The decision to place Elasticsearch at the centre of our infrastructure was really a matter of coming to the realisation that search is not just a feature of our product; it is our product. Our entire offering is based around providing users with the ability to locate relevant information. Our system divided neatly between the extraction of this relevant information and the ability to make effective use of it.
Previously, search had been much more of a secondary feature as we focused on the delivery, inbox-style, of the relevant articles to the interested users. The shortcomings of this approach quickly became obvious, however, as we began to consider where our users may want to go next. The feeds themselves offer an excellent jumping off point into further exploration and discovery of the available content but this service was difficult to provide without an effective search system.
Up until this point we had been using the AWS cloud search product to provide the search capabilities of our system, but cloud search lacked the advanced features that we needed such as complex aggregation or sophisticated monitoring and control. We needed something with these features and more…

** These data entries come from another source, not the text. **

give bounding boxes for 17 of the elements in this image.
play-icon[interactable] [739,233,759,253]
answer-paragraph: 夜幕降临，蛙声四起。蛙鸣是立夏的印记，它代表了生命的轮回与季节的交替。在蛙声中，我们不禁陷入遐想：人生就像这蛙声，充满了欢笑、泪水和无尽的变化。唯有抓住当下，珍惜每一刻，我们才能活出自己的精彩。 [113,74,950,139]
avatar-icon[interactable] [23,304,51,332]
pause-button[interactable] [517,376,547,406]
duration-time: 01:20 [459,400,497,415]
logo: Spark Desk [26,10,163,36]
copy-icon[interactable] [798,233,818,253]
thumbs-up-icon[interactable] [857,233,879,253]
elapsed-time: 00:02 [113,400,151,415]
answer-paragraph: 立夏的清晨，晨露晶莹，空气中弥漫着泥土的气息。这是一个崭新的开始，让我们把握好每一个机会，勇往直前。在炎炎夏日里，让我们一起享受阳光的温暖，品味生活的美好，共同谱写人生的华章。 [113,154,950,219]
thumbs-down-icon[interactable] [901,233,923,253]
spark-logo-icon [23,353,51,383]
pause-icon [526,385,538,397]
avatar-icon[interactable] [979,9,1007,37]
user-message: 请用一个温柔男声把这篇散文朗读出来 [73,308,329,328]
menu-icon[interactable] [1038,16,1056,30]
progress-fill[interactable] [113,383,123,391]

Elasticsearch was an obvious forerunning candidate to provide the infrastructure required for this project. Having worked (albeit briefly) with Elastic CTO Shay Banon as part of an eBay project, I was already aware of the degree of technical competency found in the Elasticsearch software. I knew that Elastic really would mean elastic and having confidence in the initial creators is something that takes me a long way when it comes to my technology selection process. We began a proof of concept implementation towards the end of 2014, and like many successful PoCs this eventually grew in to our V2 product.

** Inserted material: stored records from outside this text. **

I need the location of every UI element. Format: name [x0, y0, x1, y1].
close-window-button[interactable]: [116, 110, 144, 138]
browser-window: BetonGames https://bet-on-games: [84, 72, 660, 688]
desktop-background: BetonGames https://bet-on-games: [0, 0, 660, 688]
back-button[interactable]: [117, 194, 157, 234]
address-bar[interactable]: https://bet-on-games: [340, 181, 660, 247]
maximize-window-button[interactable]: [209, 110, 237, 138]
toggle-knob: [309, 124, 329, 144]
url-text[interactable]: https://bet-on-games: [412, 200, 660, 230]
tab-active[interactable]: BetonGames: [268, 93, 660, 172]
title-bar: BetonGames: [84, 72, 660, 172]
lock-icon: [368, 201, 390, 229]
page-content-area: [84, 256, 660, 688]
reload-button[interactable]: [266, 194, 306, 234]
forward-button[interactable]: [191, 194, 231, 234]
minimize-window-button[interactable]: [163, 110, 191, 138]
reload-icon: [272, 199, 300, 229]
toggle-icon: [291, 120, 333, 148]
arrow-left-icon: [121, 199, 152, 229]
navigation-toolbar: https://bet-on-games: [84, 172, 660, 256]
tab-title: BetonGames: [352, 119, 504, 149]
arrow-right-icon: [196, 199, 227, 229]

Reimagining the View on Data
Reimagining our product as being a multi-faceted search system has changed its nature and how we approach its evolution. We move forward by providing our users with different views and perspectives on their data, all of which are provided by combinations of features found native in the Elasticsearch system. The ability to create visualisations of complex aggregations introduces entirely new ways to look at the world.
Better still, by having all of our data available in Elasticsearch, our development and research teams can quickly explore ideas and concepts using tools like Kibana to test the value of a particular approach to data delivery and visualisation. This ability to ‘mock up’ a technique before taking the time to integrate it into our core product has enabled us to take a far more experimental approach in our development process.
Engaging Elastic to provide development support for our infrastructure is proving to be one of those decisions that we really wish we had made earlier. We have found real value in having access to the core team at Elastic to ensure that we are using the system effectively.
Putting Elasticsearch at the centre of what we are building has proven itself to be one of the best technology decisions that we have made during our growth. It’s truly been a joy to work with and we look forward to finding new and interesting ways to leverage its feature to provide the kind of value that our customers have come to expect of us.